MORGANTOWN —
West Virginia University will celebrate the careers of 22 seniors — some of them the most productive ever to play at the school — today as it faces Kansas in the final game of the regular season, but the seniors would much rather celebrate a victory than their careers.
To win would allow this team, picked in the preseason to finish second behind Oklahoma in its new conference, the Big 12, to finish with a winning record, while a loss would leave them at .500 at 6-6. Either is a disappointment, but the 7-5 record is expected to get the Mountaineers a bid to the Holiday Bowl in San Diego, while a loss would probably send them off to New York City on a cold December day to play in the Pinstripe Bowl.
Kansas comes in having lost 10 in a row after an opening-day victory, but that only serves to make it a scary, unpredictable opponent for Geno Smith and Tavon Austin and their 20 senior cohorts, along with the rest of the Mountaineers.
“It’s a scary game,” besieged defensive coordinator Joe DeForest said. “It really is, because what do they have to lose? They can run tricks in the kicking game; they can run tricks on offense. They’ve had two weeks to prepare for us, so we may see things we’ve never seen before. They may try anything to win their first Big 12 game.”
A year ago, WVU was in this position often, but that was the Big East and this is the Big 12, and the difference was never clearer than it is right now.
“That is the nature of the conference we are in,” head coach Dana Holgorsen said. “Last year, we played three or four teams in this situation. Now, we don’t get to play any. Our last eight games have been against ranked teams that will play in a bowl game.
“Every team that we have played this year has been motivated to play. Last year, it was different. I don’t think we have lined up and played an unmotivated football team this year. The fact that we are going to line up and play a motivated team for the 12th time this season is the way they should be.”
It’s possible that Kansas’ record is somewhat deceiving. It had shots at winning against some pretty solid Big 12 teams, including Oklahoma State, Texas Tech, which was a two-overtime defeat, and Texas.
The last loss was a not-so-close blowout at home on Senior Day to Iowa State.
“That was a very, very disappointing loss, but I’m kind of glad the schedule worked out the way it did and we didn’t play Thanksgiving weekend because you can only get your guys up psychologically in a short time span so many times without them being flat,” KU coach Charlie Weis said. “We were set up to be flat last week, so it was good we had a chance to get away.”
And now they come on the road, having lost every Big 12 games for the last two years facing an underachieving WVU team, one which wants to leave a strong impression upon the home fans and the nation down the stretch after suffering through its own five-game losing streak until beating Iowa State the last time out.

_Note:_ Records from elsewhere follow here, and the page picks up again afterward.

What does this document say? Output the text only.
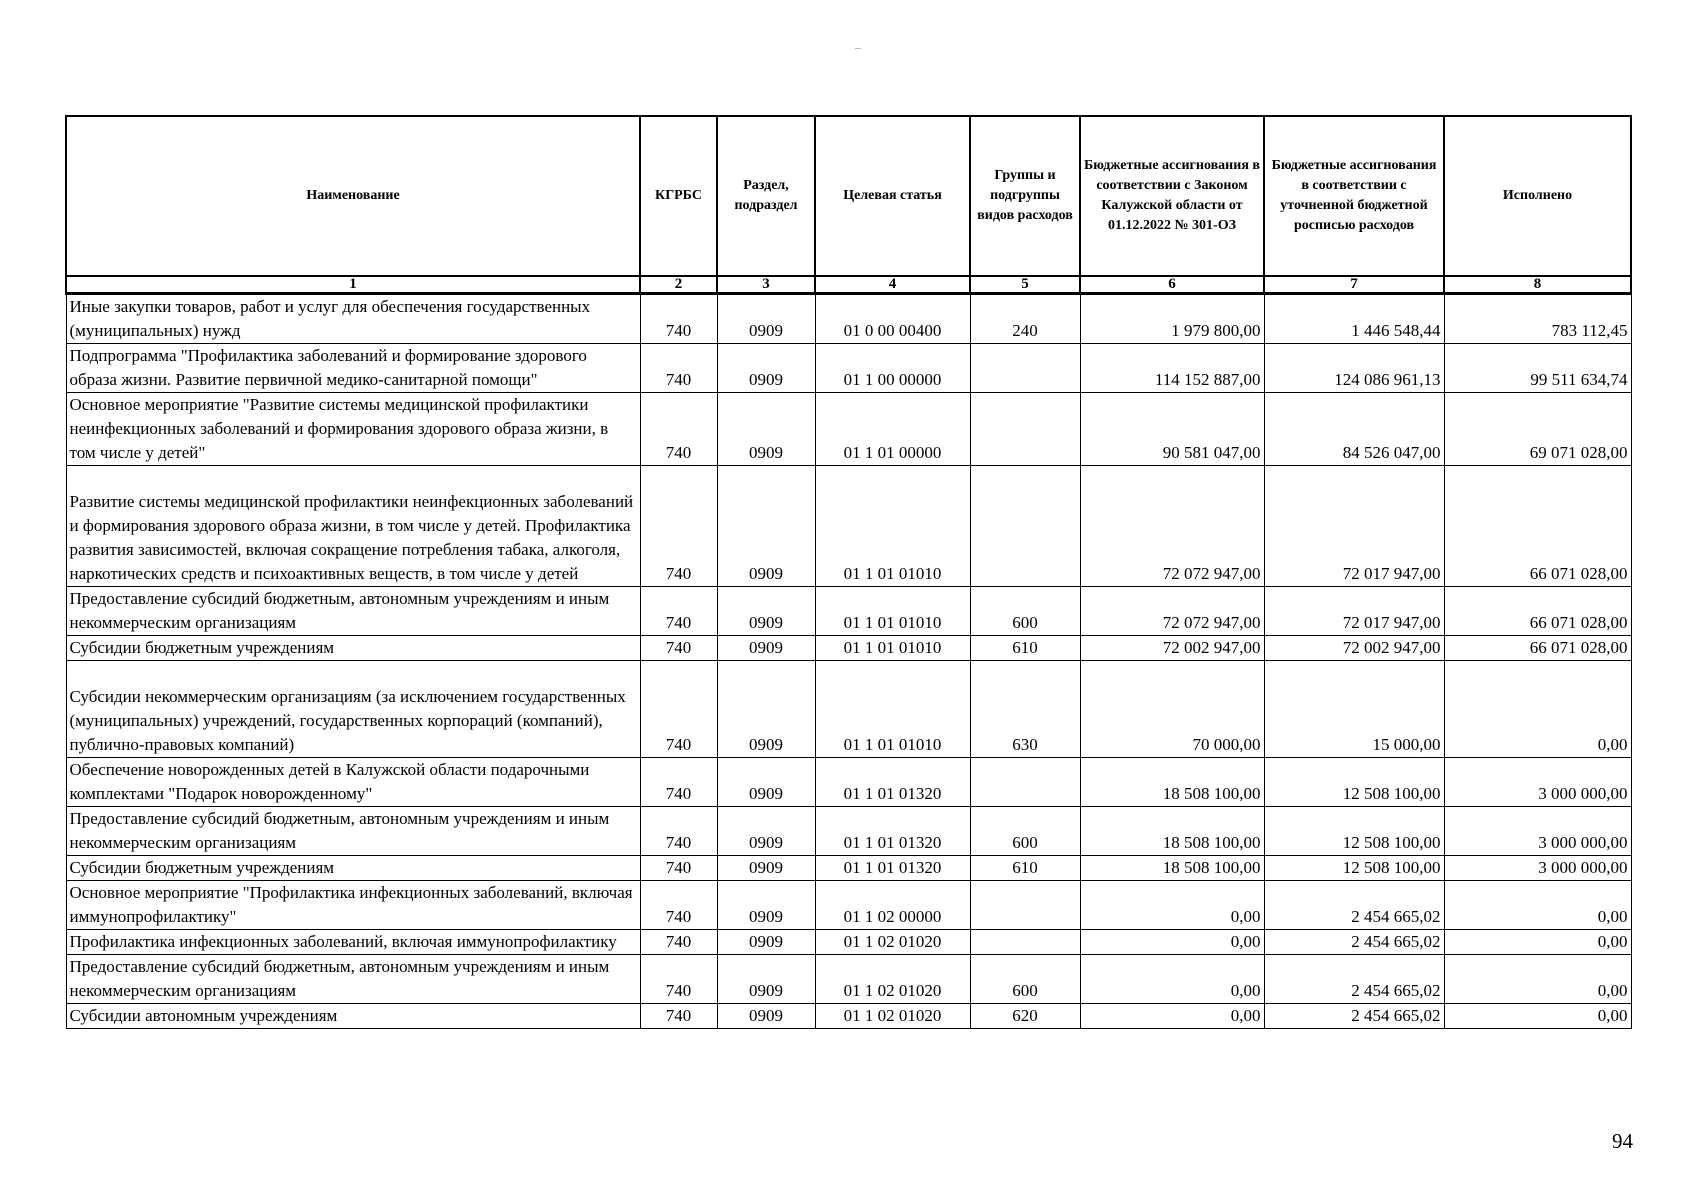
Наименование	КГРБС	Раздел, подраздел	Целевая статья	Группы и подгруппы видов расходов	Бюджетные ассигнования в соответствии с Законом Калужской области от 01.12.2022 № 301-ОЗ	Бюджетные ассигнования в соответствии с уточненной бюджетной росписью расходов	Исполнено
1	2	3	4	5	6	7	8
Иные закупки товаров, работ и услуг для обеспечения государственных (муниципальных) нужд	740	0909	01 0 00 00400	240	1 979 800,00	1 446 548,44	783 112,45
Подпрограмма "Профилактика заболеваний и формирование здорового образа жизни. Развитие первичной медико-санитарной помощи"	740	0909	01 1 00 00000		114 152 887,00	124 086 961,13	99 511 634,74
Основное мероприятие "Развитие системы медицинской профилактики неинфекционных заболеваний и формирования здорового образа жизни, в том числе у детей"	740	0909	01 1 01 00000		90 581 047,00	84 526 047,00	69 071 028,00
Развитие системы медицинской профилактики неинфекционных заболеваний и формирования здорового образа жизни, в том числе у детей. Профилактика развития зависимостей, включая сокращение потребления табака, алкоголя, наркотических средств и психоактивных веществ, в том числе у детей	740	0909	01 1 01 01010		72 072 947,00	72 017 947,00	66 071 028,00
Предоставление субсидий бюджетным, автономным учреждениям и иным некоммерческим организациям	740	0909	01 1 01 01010	600	72 072 947,00	72 017 947,00	66 071 028,00
Субсидии бюджетным учреждениям	740	0909	01 1 01 01010	610	72 002 947,00	72 002 947,00	66 071 028,00
Субсидии некоммерческим организациям (за исключением государственных (муниципальных) учреждений, государственных корпораций (компаний), публично-правовых компаний)	740	0909	01 1 01 01010	630	70 000,00	15 000,00	0,00
Обеспечение новорожденных детей в Калужской области подарочными комплектами "Подарок новорожденному"	740	0909	01 1 01 01320		18 508 100,00	12 508 100,00	3 000 000,00
Предоставление субсидий бюджетным, автономным учреждениям и иным некоммерческим организациям	740	0909	01 1 01 01320	600	18 508 100,00	12 508 100,00	3 000 000,00
Субсидии бюджетным учреждениям	740	0909	01 1 01 01320	610	18 508 100,00	12 508 100,00	3 000 000,00
Основное мероприятие "Профилактика инфекционных заболеваний, включая иммунопрофилактику"	740	0909	01 1 02 00000		0,00	2 454 665,02	0,00
Профилактика инфекционных заболеваний, включая иммунопрофилактику	740	0909	01 1 02 01020		0,00	2 454 665,02	0,00
Предоставление субсидий бюджетным, автономным учреждениям и иным некоммерческим организациям	740	0909	01 1 02 01020	600	0,00	2 454 665,02	0,00
Субсидии автономным учреждениям	740	0909	01 1 02 01020	620	0,00	2 454 665,02	0,00
94
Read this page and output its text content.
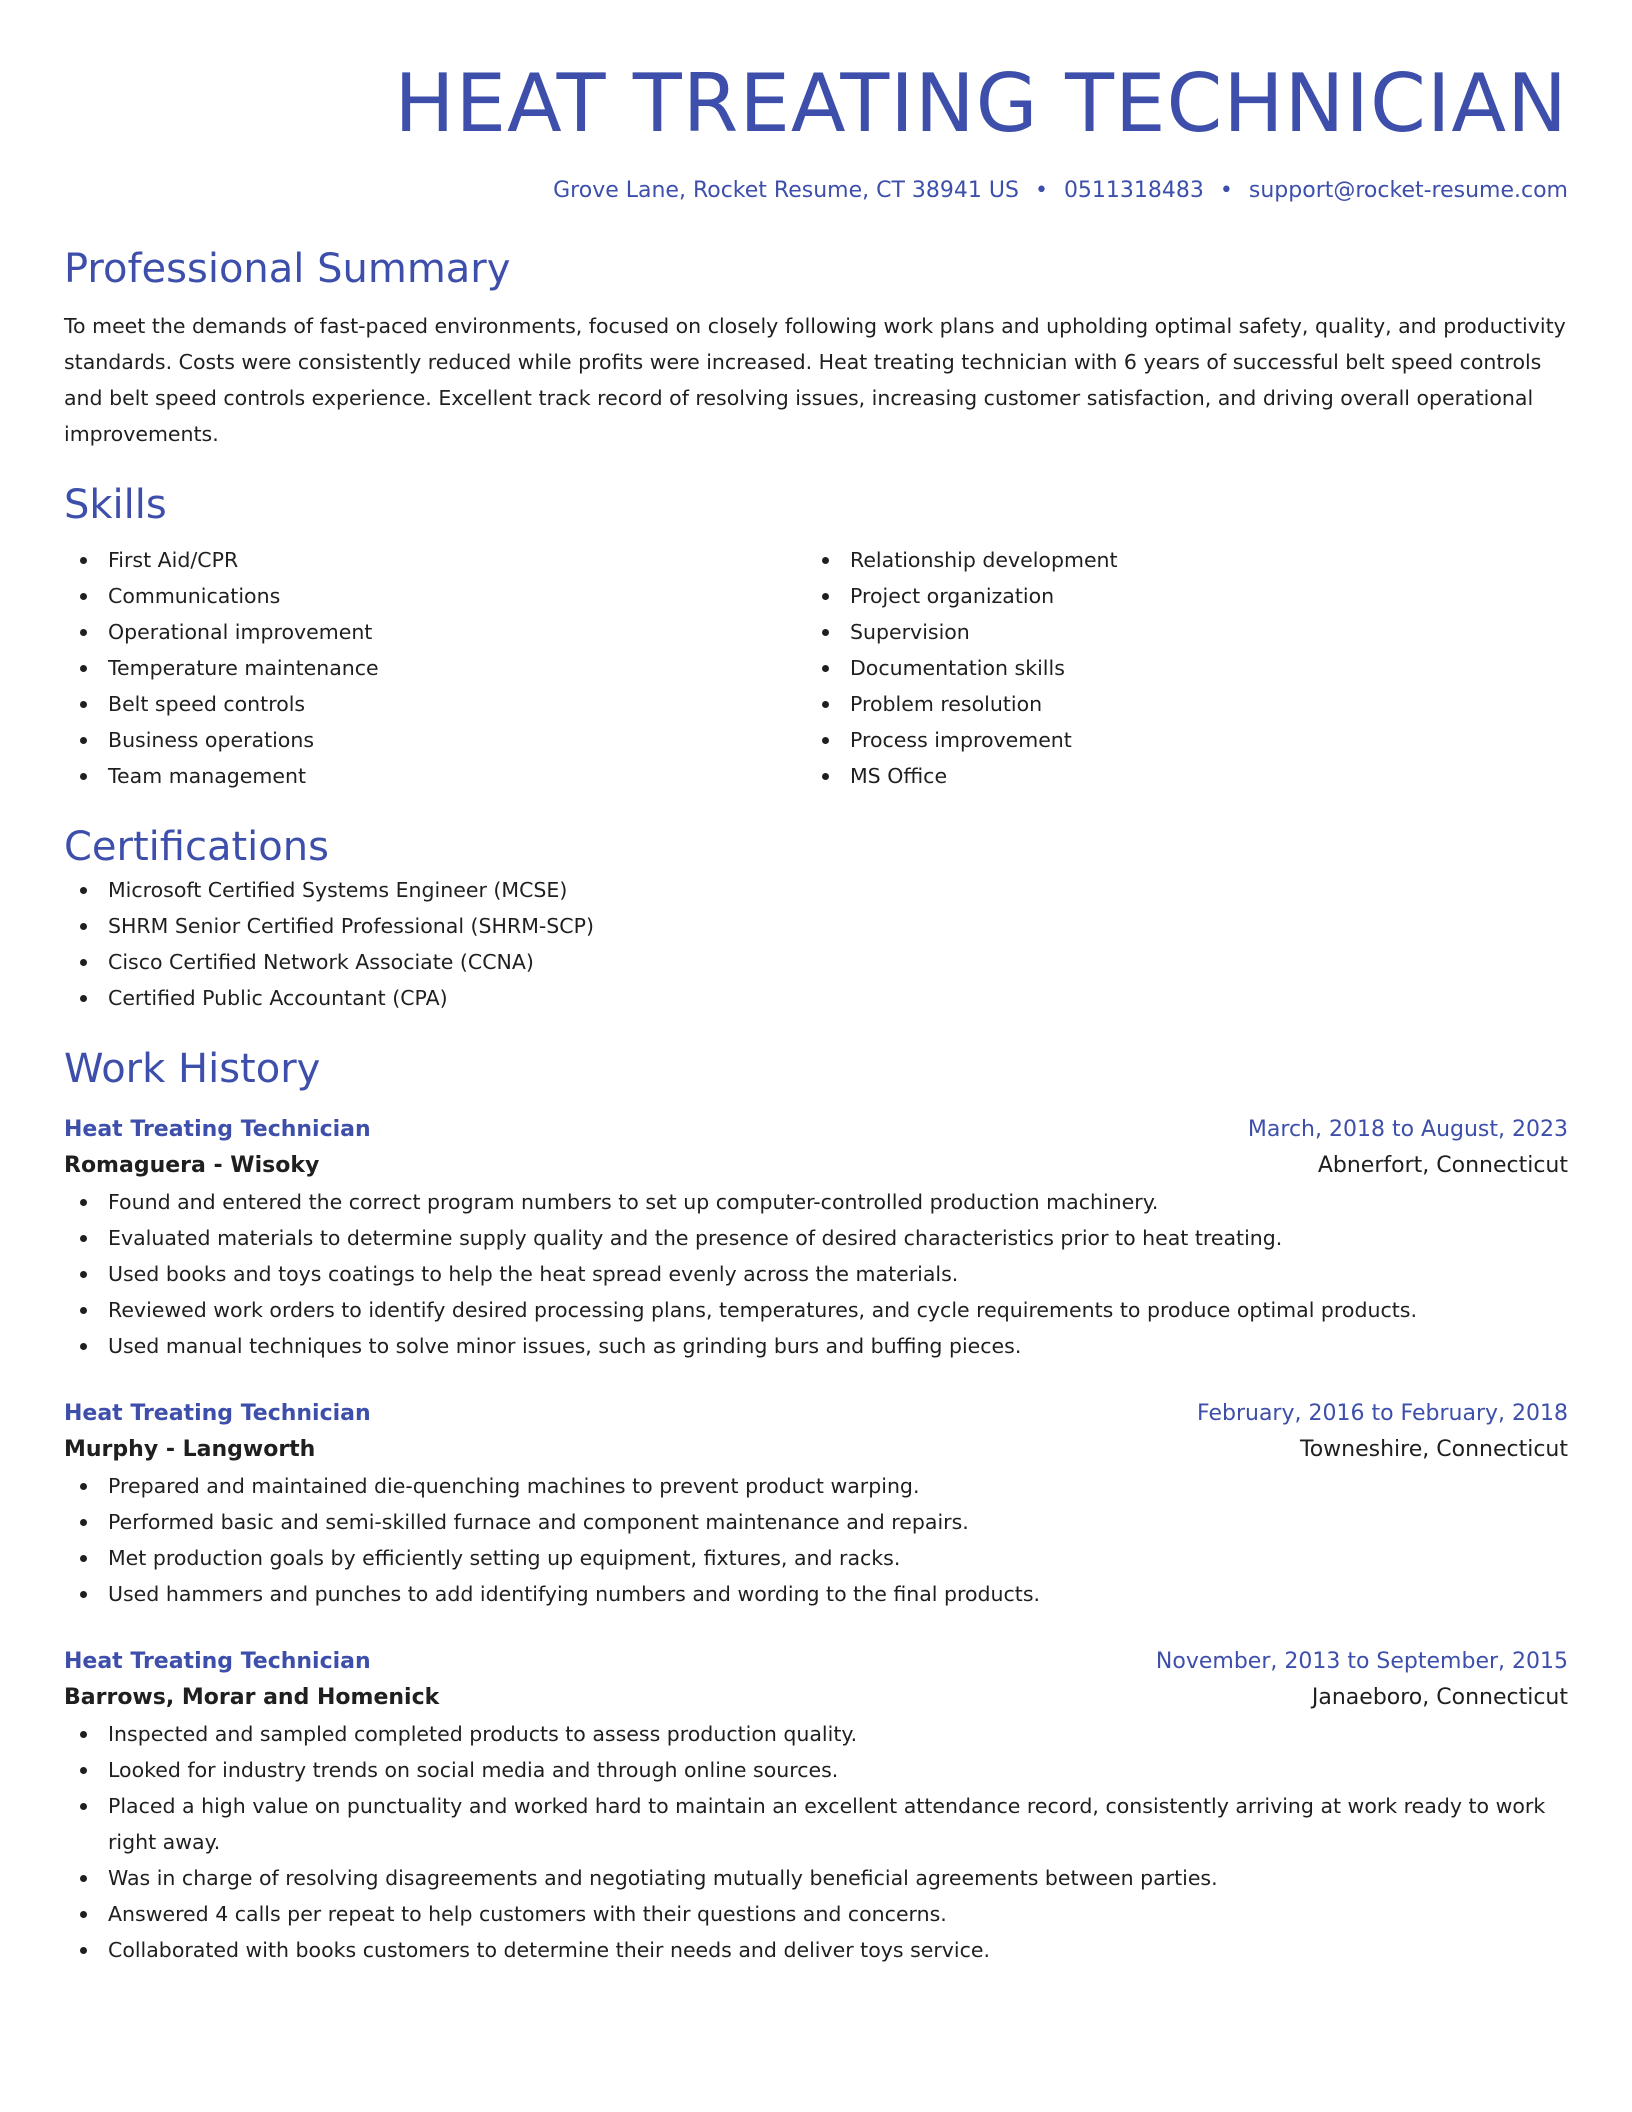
HEAT TREATING TECHNICIAN
Grove Lane, Rocket Resume, CT 38941 US • 0511318483 • support@rocket-resume.com
Professional Summary
To meet the demands of fast-paced environments, focused on closely following work plans and upholding optimal safety, quality, and productivity standards. Costs were consistently reduced while profits were increased. Heat treating technician with 6 years of successful belt speed controls and belt speed controls experience. Excellent track record of resolving issues, increasing customer satisfaction, and driving overall operational improvements.
Skills
First Aid/CPR
Communications
Operational improvement
Temperature maintenance
Belt speed controls
Business operations
Team management
Relationship development
Project organization
Supervision
Documentation skills
Problem resolution
Process improvement
MS Office
Certifications
Microsoft Certified Systems Engineer (MCSE)
SHRM Senior Certified Professional (SHRM-SCP)
Cisco Certified Network Associate (CCNA)
Certified Public Accountant (CPA)
Work History
Heat Treating Technician	March, 2018 to August, 2023
Romaguera - Wisoky	Abnerfort, Connecticut
Found and entered the correct program numbers to set up computer-controlled production machinery.
Evaluated materials to determine supply quality and the presence of desired characteristics prior to heat treating.
Used books and toys coatings to help the heat spread evenly across the materials.
Reviewed work orders to identify desired processing plans, temperatures, and cycle requirements to produce optimal products.
Used manual techniques to solve minor issues, such as grinding burs and buffing pieces.
Heat Treating Technician	February, 2016 to February, 2018
Murphy - Langworth	Towneshire, Connecticut
Prepared and maintained die-quenching machines to prevent product warping.
Performed basic and semi-skilled furnace and component maintenance and repairs.
Met production goals by efficiently setting up equipment, fixtures, and racks.
Used hammers and punches to add identifying numbers and wording to the final products.
Heat Treating Technician	November, 2013 to September, 2015
Barrows, Morar and Homenick	Janaeboro, Connecticut
Inspected and sampled completed products to assess production quality.
Looked for industry trends on social media and through online sources.
Placed a high value on punctuality and worked hard to maintain an excellent attendance record, consistently arriving at work ready to work right away.
Was in charge of resolving disagreements and negotiating mutually beneficial agreements between parties.
Answered 4 calls per repeat to help customers with their questions and concerns.
Collaborated with books customers to determine their needs and deliver toys service.
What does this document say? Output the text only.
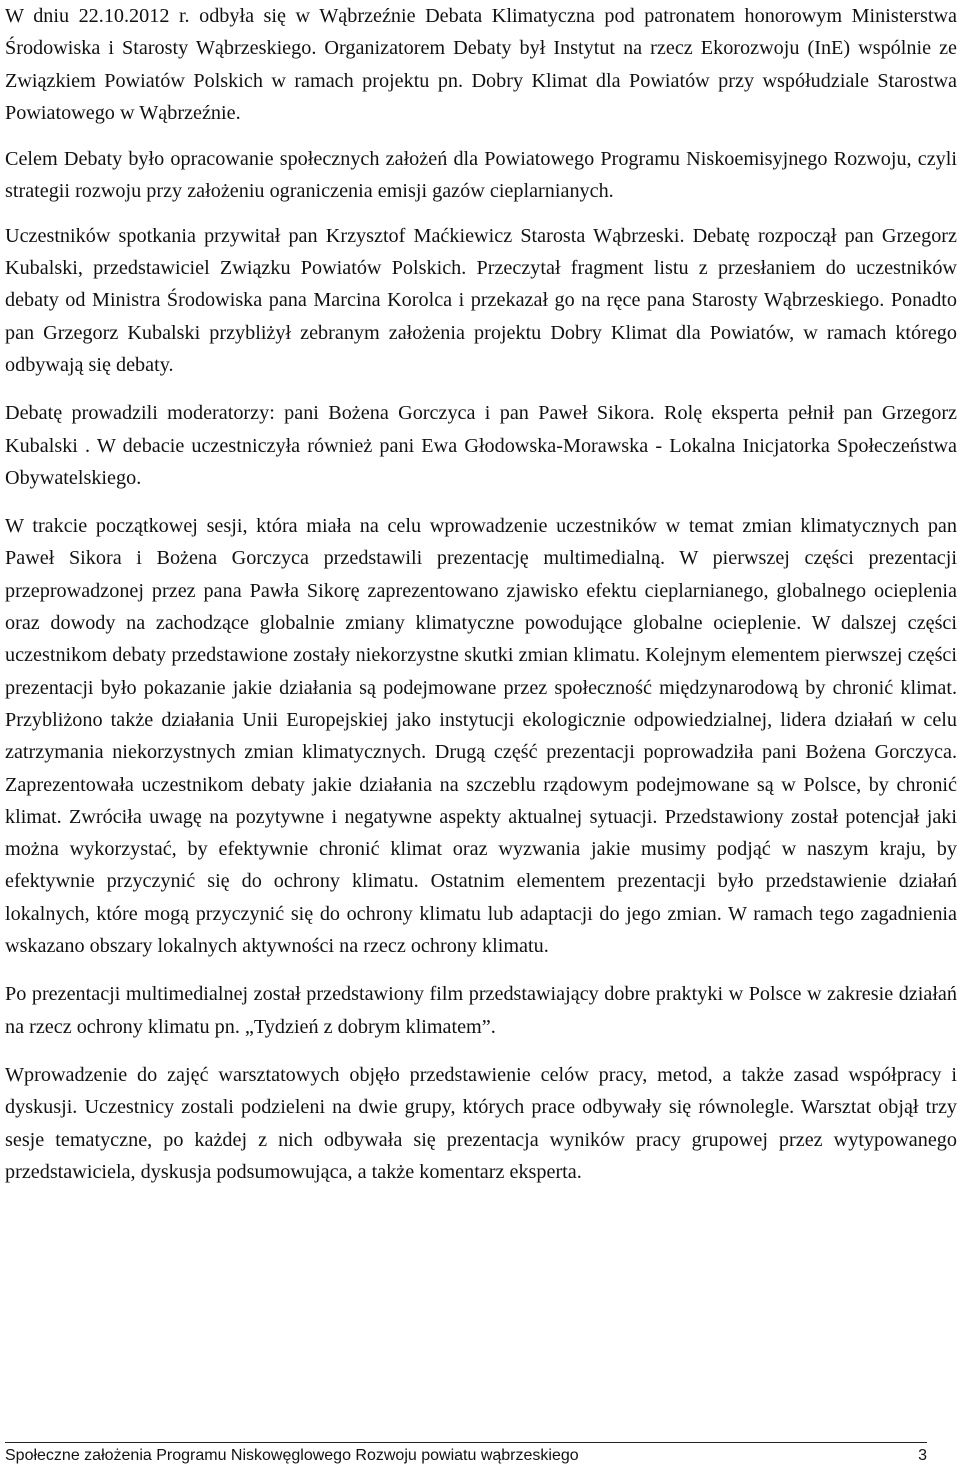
W dniu 22.10.2012 r. odbyła się w Wąbrzeźnie Debata Klimatyczna pod patronatem honorowym Ministerstwa Środowiska i Starosty Wąbrzeskiego. Organizatorem Debaty był Instytut na rzecz Ekorozwoju (InE) wspólnie ze Związkiem Powiatów Polskich w ramach projektu pn. Dobry Klimat dla Powiatów przy współudziale Starostwa Powiatowego w Wąbrzeźnie.

Celem Debaty było opracowanie społecznych założeń dla Powiatowego Programu Niskoemisyjnego Rozwoju, czyli strategii rozwoju przy założeniu ograniczenia emisji gazów cieplarnianych.

Uczestników spotkania przywitał pan Krzysztof Maćkiewicz Starosta Wąbrzeski. Debatę rozpoczął pan Grzegorz Kubalski, przedstawiciel Związku Powiatów Polskich. Przeczytał fragment listu z przesłaniem do uczestników debaty od Ministra Środowiska pana Marcina Korolca i przekazał go na ręce pana Starosty Wąbrzeskiego. Ponadto pan Grzegorz Kubalski przybliżył zebranym założenia projektu Dobry Klimat dla Powiatów, w ramach którego odbywają się debaty.

Debatę prowadzili moderatorzy: pani Bożena Gorczyca i pan Paweł Sikora. Rolę eksperta pełnił pan Grzegorz Kubalski . W debacie uczestniczyła również pani Ewa Głodowska-Morawska - Lokalna Inicjatorka Społeczeństwa Obywatelskiego.

W trakcie początkowej sesji, która miała na celu wprowadzenie uczestników w temat zmian klimatycznych pan Paweł Sikora i Bożena Gorczyca przedstawili prezentację multimedialną. W pierwszej części prezentacji przeprowadzonej przez pana Pawła Sikorę zaprezentowano zjawisko efektu cieplarnianego, globalnego ocieplenia oraz dowody na zachodzące globalnie zmiany klimatyczne powodujące globalne ocieplenie. W dalszej części uczestnikom debaty przedstawione zostały niekorzystne skutki zmian klimatu. Kolejnym elementem pierwszej części prezentacji było pokazanie jakie działania są podejmowane przez społeczność międzynarodową by chronić klimat. Przybliżono także działania Unii Europejskiej jako instytucji ekologicznie odpowiedzialnej, lidera działań w celu zatrzymania niekorzystnych zmian klimatycznych. Drugą część prezentacji poprowadziła pani Bożena Gorczyca. Zaprezentowała uczestnikom debaty jakie działania na szczeblu rządowym podejmowane są w Polsce, by chronić klimat. Zwróciła uwagę na pozytywne i negatywne aspekty aktualnej sytuacji. Przedstawiony został potencjał jaki można wykorzystać, by efektywnie chronić klimat oraz wyzwania jakie musimy podjąć w naszym kraju, by efektywnie przyczynić się do ochrony klimatu. Ostatnim elementem prezentacji było przedstawienie działań lokalnych, które mogą przyczynić się do ochrony klimatu lub adaptacji do jego zmian. W ramach tego zagadnienia wskazano obszary lokalnych aktywności na rzecz ochrony klimatu.

Po prezentacji multimedialnej został przedstawiony film przedstawiający dobre praktyki w Polsce w zakresie działań na rzecz ochrony klimatu pn. „Tydzień z dobrym klimatem”.

Wprowadzenie do zajęć warsztatowych objęło przedstawienie celów pracy, metod, a także zasad współpracy i dyskusji. Uczestnicy zostali podzieleni na dwie grupy, których prace odbywały się równolegle. Warsztat objął trzy sesje tematyczne, po każdej z nich odbywała się prezentacja wyników pracy grupowej przez wytypowanego przedstawiciela, dyskusja podsumowująca, a także komentarz eksperta.

Społeczne założenia Programu Niskowęglowego Rozwoju powiatu wąbrzeskiego	3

The Jayhawks will run up against a senior class whose legacy really came a year ago when it was part of and contributed greatly to a 70-33 rout of Clemson in the Orange Bowl. It is a senior class, most of whom were recruited five years ago that went through a great deal.
The first year most of them were coming was the year Rich Rodriguez jumped ship for Michigan.
“I was here in the meeting when he said he would sign a contract to stay forever … but he didn’t, so …” center Joey Madsen said. “It was still for the good. I came here for the school and the atmosphere and the legacy I’d leave … not the coaches.”
Good thing, for he saw three of them. This class went through Rodriguez’s exit, the hiring of Stewart after the Fiesta Bowl, Stewart’s exit and the introduction of Holgorsen.
And then, of course, they rode the conference mystery tour that didn’t end until the Big 12 took West Virginia in.
It was a lot.
“We’ve stuck together. We knew that even with the coaching changes and moving to the Big 12 that we would be the same team that we’ve always been. We had to step up, work harder, and that’s how we’ll leave,” Madsen said.
They are branded by the passing of Geno Smith, the exciting and inventive play of Tavon Austin, and probably will adopt junior Stedman Bailey into the group with his record-shattering receiving for it’s expected he will declare for the NFL draft this year.
But they still have work to do. They must stop Kansas’ deceivingly good running game, must use the final couple of games to shore up a defense that was the worst ever at the school and they have a bowl game ahead of them, one that could turn this into an eight-victory season, which isn’t what has been the norm of late but could serve as a bridge to the future.